Peacock neck feathers Peahen neck feathers
Peacock | Peahen | |
---|---|---|
Neck | See the above photo. The neck feathers are ribbed looking and look more like fur than feathers. | See the above photo. The neck feathers are rounded and more stuck together than the peacock's neck feathers. The feathers look more like scales and the feathers closest to the breast are lined in a creme color. |
Size | Taller and longer. | Shorter than the peacock. Lacks the long display train. |
Display | Display with long tail coverts for a potential mate. | Also displays using shorter tail coverts and displays when excited, startled, or when trying to look threatening. |
Wings | Barred wings or if blackshoulder a solid color wing. | Never will have barred wings. Solid brown wings normally. |
Spurs | At the age of a year will be obvious bumps. At 2-3 years old will be well defined and pointed and will continue to grow. | Spurs grow slower. Spurs will normally be tiny or not even evident. Some peahens might have a little point to their spurs, but nothing compared to a peacock's spurs. |
Back | Scale looking feathers that transition into train feathers. | Feathers on back do not resemble scales. They are rounded and all of them are brown. |
Crest | Matches the neck color and is normally very vibrant. Crest feathers are normally perfectly lined up. | Not very vibrant and more faint in color. Not as perfect looking as the peacock's crest. |
Face | Defined white areas of skin around the eyes. | Less defined white areas of skin. Normally the white marking over the eye is evident, but the one bellow the eye blends in with the white of the upper neck. |
White peafowl are some of the hardest peafowl to sex. Some of the above information in the table will help you sex white peafowl. The size, spurs, and train feathers are what I used to determine the sex of the three low % Spalding whites I raised. Peacocks are just about always taller than peahens and peacocks are quick to start growing their spurs. Finally what really told me Frosty was a male was the train feathers. Eventually the young peacock will get whispy tail coverts which are the beginings of a train. Peahens will not have whispy tail covert feathers like what a peacock has.

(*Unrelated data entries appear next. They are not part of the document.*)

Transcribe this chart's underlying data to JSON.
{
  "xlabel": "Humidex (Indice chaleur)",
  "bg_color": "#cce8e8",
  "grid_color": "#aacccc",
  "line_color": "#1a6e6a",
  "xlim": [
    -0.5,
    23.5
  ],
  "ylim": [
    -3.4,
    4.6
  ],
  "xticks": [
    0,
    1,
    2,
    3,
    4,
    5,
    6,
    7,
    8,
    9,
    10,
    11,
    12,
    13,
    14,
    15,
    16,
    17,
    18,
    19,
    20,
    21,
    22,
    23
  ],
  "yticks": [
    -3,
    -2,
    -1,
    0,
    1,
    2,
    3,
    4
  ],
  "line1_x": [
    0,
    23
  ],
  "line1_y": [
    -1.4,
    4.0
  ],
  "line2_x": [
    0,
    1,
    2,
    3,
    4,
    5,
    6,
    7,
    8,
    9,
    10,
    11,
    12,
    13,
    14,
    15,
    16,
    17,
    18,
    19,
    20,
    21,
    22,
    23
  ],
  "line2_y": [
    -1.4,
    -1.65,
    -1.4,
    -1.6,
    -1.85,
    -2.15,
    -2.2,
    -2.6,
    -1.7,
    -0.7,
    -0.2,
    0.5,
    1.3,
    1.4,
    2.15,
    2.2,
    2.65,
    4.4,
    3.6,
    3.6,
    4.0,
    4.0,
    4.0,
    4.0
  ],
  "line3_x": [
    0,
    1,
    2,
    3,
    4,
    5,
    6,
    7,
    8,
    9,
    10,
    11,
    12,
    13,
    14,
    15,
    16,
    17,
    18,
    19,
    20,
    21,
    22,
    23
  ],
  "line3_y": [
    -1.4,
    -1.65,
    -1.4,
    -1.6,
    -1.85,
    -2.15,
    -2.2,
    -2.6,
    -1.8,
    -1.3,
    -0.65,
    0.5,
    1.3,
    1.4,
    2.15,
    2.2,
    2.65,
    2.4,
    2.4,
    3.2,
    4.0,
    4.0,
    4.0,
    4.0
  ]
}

Spaldings anoy me because they vary in looks. Some spaldings look more like an India Blue, some look more like a green peafowl. for the Spaldings that are high % and resemble green peafowl, you can forget several of the differences in the table above for India Blue varieties because high % Spalding peacocks have scalled neck feathers, the peahens will be very similar in color and perhaps in height, etc. A main way to sex spaldings would probably be the train feathers and the spurs.
Since I do not own any I can't speak from first hand experiance, but from what I have learned is that often you can sex green peafowl by the face. The peahen will have a brown line going across the side of her face between the two skin patches and the male's line will be a dark blue/black. Green Peahens will have small flight feathers that have barring on them. Green Peacocks do not have markings on their flight feathers. Also, evidently green peahen crest feathers have more of a rounded end and are greener in color. The green peacock's crest feathers are more pointed at the ends and are blue in color.